• 8 Initial Reactions to HBO's New OTT Service

    HBO has dropped a bombshell, announcing plans to launch a standalone over-the-top service in the U.S. in 2015. The announcement was extremely short on details, except to say it was targeted to the 80 million U.S. homes that do not currently subscribe to HBO. Here are my 8 quick reactions to the news. Many more thoughts to follow as more details are released.

    1. Content is key to success - No question, HBO's outstanding content will be the key to HBO OTT's success. But what will actually be included and what won't be? In particular, HBO did a big multi-year licensing deal with Amazon in April providing it not only library content like "The Sopranos," "The Wire" and "Treme," but also past episodes of current shows like "Girls," "Veep" and "The Newsroom." Did HBO insist on a non-exclusivity carve-out provision if it launched its own OTT service? If it didn't then there will be a ton of great HBO content that won't be in HBO OTT, seriously undermining its appeal. With all the hype that HBO OTT is going to be a cord-cutter's nirvana, anything less than what HBO Go offers (i.e. full library, current seasons, equal access with linear, etc.) is going to be a big let down for a lot of people.
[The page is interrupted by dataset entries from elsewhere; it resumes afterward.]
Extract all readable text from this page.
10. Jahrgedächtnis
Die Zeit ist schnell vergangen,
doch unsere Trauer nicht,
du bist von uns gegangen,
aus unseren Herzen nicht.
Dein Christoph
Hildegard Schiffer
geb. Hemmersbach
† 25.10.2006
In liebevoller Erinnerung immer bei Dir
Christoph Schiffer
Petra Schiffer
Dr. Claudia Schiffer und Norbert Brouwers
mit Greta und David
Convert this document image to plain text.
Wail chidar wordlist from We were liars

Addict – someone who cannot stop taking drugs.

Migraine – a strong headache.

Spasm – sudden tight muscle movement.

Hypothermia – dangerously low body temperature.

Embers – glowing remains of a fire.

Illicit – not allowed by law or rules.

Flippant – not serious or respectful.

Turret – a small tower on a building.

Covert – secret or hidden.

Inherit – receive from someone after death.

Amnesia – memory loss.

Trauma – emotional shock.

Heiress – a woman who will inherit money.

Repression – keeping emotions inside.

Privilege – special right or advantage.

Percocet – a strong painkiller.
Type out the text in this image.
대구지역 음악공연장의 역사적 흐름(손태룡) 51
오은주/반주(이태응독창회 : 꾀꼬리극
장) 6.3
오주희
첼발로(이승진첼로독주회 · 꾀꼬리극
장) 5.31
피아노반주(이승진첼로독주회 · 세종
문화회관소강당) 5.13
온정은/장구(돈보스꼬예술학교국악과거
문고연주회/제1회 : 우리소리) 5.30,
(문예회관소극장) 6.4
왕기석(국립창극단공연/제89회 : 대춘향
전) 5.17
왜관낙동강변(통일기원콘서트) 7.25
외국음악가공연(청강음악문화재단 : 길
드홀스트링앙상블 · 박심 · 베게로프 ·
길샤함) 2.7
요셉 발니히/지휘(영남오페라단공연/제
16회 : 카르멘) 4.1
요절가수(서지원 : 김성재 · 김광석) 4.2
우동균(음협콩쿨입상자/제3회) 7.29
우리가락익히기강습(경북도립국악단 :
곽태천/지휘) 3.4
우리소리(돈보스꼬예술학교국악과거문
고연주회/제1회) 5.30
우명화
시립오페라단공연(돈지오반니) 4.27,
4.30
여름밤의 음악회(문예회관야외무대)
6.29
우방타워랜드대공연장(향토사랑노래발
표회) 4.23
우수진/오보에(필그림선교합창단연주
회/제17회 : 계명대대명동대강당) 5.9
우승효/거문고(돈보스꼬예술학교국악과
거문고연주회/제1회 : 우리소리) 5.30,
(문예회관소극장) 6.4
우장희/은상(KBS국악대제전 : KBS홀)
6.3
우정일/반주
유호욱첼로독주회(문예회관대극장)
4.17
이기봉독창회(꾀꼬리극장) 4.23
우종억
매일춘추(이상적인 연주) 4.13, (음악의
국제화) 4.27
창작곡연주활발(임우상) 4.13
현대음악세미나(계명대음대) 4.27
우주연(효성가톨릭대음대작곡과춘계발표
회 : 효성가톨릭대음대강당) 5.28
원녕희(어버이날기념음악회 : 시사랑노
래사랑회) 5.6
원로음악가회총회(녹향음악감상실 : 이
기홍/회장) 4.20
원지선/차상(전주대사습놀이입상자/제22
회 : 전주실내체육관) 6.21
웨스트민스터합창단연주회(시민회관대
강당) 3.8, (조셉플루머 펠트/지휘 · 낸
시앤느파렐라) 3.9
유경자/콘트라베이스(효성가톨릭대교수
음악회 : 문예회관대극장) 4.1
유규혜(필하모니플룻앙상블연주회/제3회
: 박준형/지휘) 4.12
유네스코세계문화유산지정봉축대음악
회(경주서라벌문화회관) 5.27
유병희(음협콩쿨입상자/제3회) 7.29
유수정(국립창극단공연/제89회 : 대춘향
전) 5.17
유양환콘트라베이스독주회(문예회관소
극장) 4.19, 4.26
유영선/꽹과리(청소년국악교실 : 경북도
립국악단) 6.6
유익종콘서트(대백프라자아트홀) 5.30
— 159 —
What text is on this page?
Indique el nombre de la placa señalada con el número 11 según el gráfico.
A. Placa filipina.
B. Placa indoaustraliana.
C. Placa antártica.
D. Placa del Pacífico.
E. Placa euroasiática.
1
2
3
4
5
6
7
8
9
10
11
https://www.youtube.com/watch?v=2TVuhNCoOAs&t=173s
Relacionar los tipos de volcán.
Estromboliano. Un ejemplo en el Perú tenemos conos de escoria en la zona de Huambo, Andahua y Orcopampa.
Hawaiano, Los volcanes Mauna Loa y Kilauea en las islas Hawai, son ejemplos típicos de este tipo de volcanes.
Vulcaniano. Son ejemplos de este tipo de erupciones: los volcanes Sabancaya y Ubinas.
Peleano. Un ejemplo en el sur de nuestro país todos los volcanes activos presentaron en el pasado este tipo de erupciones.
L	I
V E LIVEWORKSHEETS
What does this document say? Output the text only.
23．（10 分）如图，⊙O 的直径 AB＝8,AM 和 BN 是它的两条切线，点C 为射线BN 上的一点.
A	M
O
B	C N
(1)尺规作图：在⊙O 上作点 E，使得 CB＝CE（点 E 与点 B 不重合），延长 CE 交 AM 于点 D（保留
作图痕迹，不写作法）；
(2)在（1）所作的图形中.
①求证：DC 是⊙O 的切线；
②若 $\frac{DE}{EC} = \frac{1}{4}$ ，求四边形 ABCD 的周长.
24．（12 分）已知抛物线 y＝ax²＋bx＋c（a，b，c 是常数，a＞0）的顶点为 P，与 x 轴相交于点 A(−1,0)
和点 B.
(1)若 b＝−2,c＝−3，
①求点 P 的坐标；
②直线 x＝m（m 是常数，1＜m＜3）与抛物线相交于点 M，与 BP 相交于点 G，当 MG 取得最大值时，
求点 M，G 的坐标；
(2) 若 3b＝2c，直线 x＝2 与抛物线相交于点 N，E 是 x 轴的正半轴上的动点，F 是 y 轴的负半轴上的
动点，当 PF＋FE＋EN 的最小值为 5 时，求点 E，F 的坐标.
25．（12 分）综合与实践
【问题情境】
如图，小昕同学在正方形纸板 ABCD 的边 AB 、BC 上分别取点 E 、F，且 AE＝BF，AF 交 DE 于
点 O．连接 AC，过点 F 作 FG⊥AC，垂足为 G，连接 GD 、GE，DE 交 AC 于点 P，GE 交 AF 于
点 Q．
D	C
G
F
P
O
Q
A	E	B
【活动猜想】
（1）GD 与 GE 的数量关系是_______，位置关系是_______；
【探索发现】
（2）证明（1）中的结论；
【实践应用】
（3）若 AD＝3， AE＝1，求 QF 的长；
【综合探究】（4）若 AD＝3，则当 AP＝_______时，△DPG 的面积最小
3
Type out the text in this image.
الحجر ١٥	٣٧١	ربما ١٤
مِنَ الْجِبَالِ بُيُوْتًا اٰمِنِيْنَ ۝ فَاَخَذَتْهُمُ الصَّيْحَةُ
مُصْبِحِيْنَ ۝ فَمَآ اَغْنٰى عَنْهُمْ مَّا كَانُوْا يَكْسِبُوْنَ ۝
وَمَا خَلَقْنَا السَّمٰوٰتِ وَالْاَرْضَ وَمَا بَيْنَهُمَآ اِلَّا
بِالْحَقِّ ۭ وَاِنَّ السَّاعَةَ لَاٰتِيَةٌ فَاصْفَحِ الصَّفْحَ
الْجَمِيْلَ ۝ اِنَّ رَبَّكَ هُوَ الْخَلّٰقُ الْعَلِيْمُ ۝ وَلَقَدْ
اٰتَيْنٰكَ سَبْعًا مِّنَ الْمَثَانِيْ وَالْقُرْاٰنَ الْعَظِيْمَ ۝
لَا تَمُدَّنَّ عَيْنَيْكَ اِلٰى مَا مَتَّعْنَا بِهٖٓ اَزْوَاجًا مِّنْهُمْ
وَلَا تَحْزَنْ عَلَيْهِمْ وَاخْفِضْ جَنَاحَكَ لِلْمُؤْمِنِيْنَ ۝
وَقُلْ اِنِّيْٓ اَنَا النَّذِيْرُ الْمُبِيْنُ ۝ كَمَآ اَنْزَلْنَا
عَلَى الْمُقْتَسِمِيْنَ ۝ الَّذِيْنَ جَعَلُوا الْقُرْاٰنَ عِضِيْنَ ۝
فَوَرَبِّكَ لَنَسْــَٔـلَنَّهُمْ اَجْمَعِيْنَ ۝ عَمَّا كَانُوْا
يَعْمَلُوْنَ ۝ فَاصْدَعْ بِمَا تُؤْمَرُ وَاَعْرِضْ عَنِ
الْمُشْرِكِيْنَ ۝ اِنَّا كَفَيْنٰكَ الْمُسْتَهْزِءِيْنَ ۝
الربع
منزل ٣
    2. Price - In addition to content selection, price is the other key variable to success. Netflix has set consumers' expectations at $8/month for what a high-quality OTT service should cost. If HBO OTT is above $8/month it will suppress demand. But it's extremely hard to see HBO OTT being offered for anything less than $20/month when pay-TV operators typically retail it for $15 or more. How aggressively HBO OTT is priced will say a lot about just how willing HBO is to jeopardize its critical pay-TV relationships.

    3. How does HBO OTT affect its pay-TV partners? Speaking of, the big issue with HBO going OTT has always been concern it would upset critical pay-TV partners who strongly market and support HBO. But HBO CEO Richard Plepler believes pay-TV operators will actually "lean into" HBO OTT as it will help their broadband businesses. Further, he strenuously stated he sees "no risk" that HBO OTT will cannibalize existing HBO subscribers or induce cord-cutting, seeing "the great preponderance of all this as additive." Again, depending how good HBO OTT's content/price are these comments could be wildly optimistic.

    4. Pay-TV message feels blurry - Even as Plepler insisted HBO OTT won't cannibalize or cause cord-cutting, he broadened his definition of the target market for HBO OTT, saying, "All in, there are 80 million U.S. homes that do not have HBO and we will use all means at our disposal to go after them." Well, doesn't that mean at least some of these 80 million (many of whom ARE pay-TV subscribers) will be induced to drop pay-TV and take HBO OTT directly? Amid these messaging cross-currents, somehow HBO has to figure out new deals with pay-TV operators for HBO OTT to keep them incented.

    5. Why are 10 million broadband homes so important all of a sudden? - Putting aside the 80 million, Plepler pegged today's broadband-only homes as in the 10-15 million range. Historically HBO's argument for not pursuing them was it was too small a group, and not worth risking existing pay-TV relationships. What changed? Netflix surpassing 50 million subscribers. Rupert Murdoch's bid for Time Warner. And HBO's need to not look like its head was in the sand.

    6. Pay-TV will be more about sports than ever and Turner is in the hot seat - As broadband homes have ever-greater entertainment options online, pay-TV is becoming more about sports than ever. With Turner's new $11 billion, 9-year NBA deal, that means it has to extract ever-higher carriage fees from operators. Can it? We'll see.

    7. Netflix is still the 800-pound OTT gorilla - Talk about timing - right after HBO announced HBO OTT, corporate sibling Warner Bros. announced a licensing deal with Netflix for the full, sought-after "Friends" catalog. That deal underscores Netflix's massive clout in the industry and just how high the OTT competitive bar is. HBO has to learn about infrastructure, data, customer service, etc. - all things Netflix mastered years ago.

    8. Netflix U.S. cable deals on the way - Speaking of Netflix, we should definitely expect it to now expand its U.S. pay-TV partnership deals. If HBO can have its cake and eat it too (be a pay-TV partner and an OTT player), then Netflix will argue it can too. Given Netflix's strong brand, it will likely start having more success.

    So what's it all mean? In the short-term HBO OTT probably means very little. It will be at least 6-9 months before it's in market. Depending on what it actually is and how it's priced, it could really resonate and tap into the latent vein of interest in HBO programming, or it could be a huge dud.

    Over 3 years ago, in "Could HBO be the Next BLOCKBUSTER," I laid out all the risks in front of HBO if it DIDN'T adjust to new broadband realities. Well, now it appears to be doing just that. And Time Warner is taking a massive risk with its crown jewel, potentially setting off a chain of events that could eventually upset the whole pay-TV industry's tentative equilibrium.